Speaker
Description
Interferometric gravitational-wave detectors have opened a new window into the Universe, creating new opportunities in the branch of astrophysics. While current detectors allow for successful detections, there is a need to increase their sensitivity by trying to enlarge their frequency band to observe additional types of gravitational waves sources. Future cryogenic detectors such as the Einstein Telescope aim for this improvement. Improved operating conditions, such as cryogenic temperature, will help reduce the mirror's Brownian thermal noise, one of the limiting noises in the detector. Meanwhile, low temperature applications are driving technological development towards the study of new materials and coating design for the mirrors of these large interferometers.

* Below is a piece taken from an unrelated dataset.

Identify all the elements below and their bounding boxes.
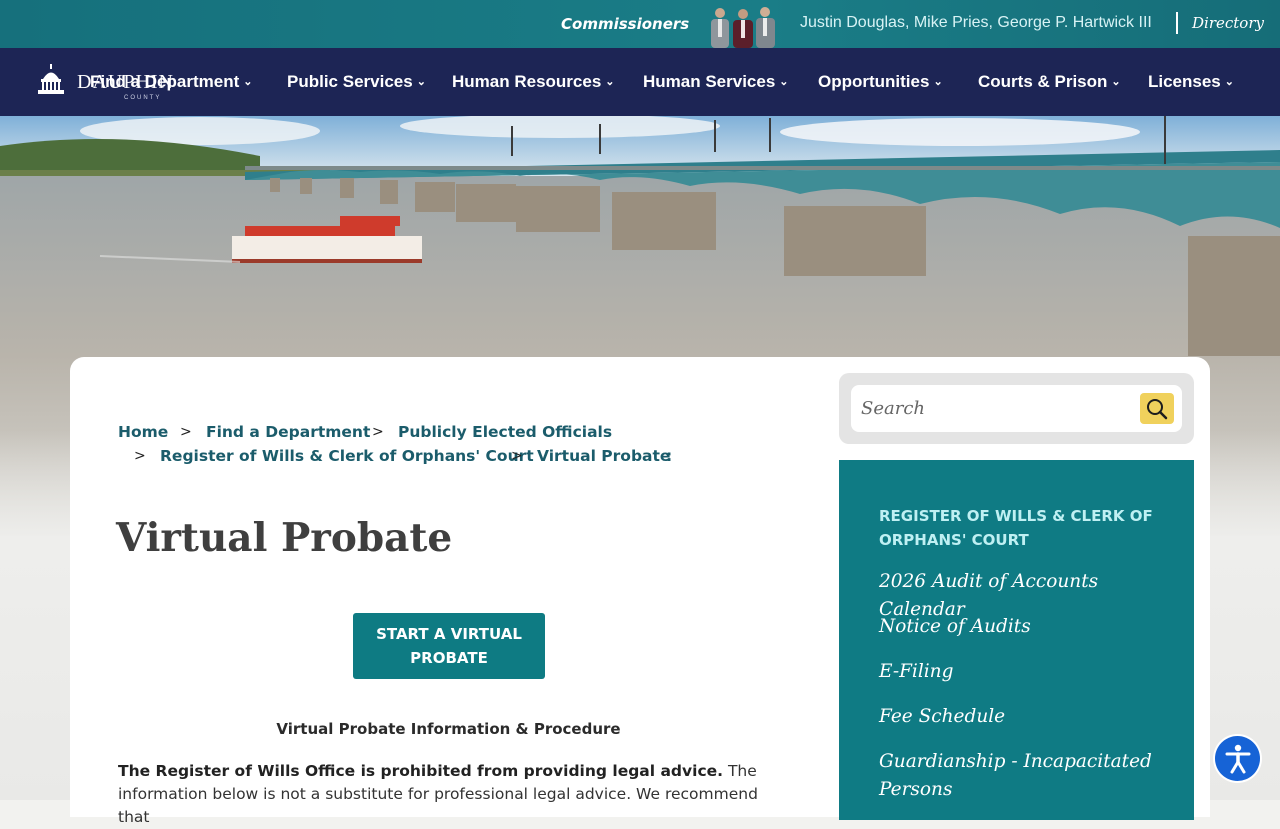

Material candidates such as amorphous silicon (aSi) and silicon nitrides (SiN) show low thermal noise but their high optical absorption reduces the power in the interferometer and hence the signal-to-noise ratio. In Maastricht University, we are testing a crystalline-silicon top-layer design, based on the industrially established silicon-on-insulator (SOI) technique, which will allow the use of low thermal-noise but highly-absorbing materials such as aSi and SiN. In addition, this new design will potentially reduce the defect density in the upper coating layers, where the high laser power may induce damages, and solve a mismatch in tolerable heat-treatment temperatures of the coating and the mirror substrate.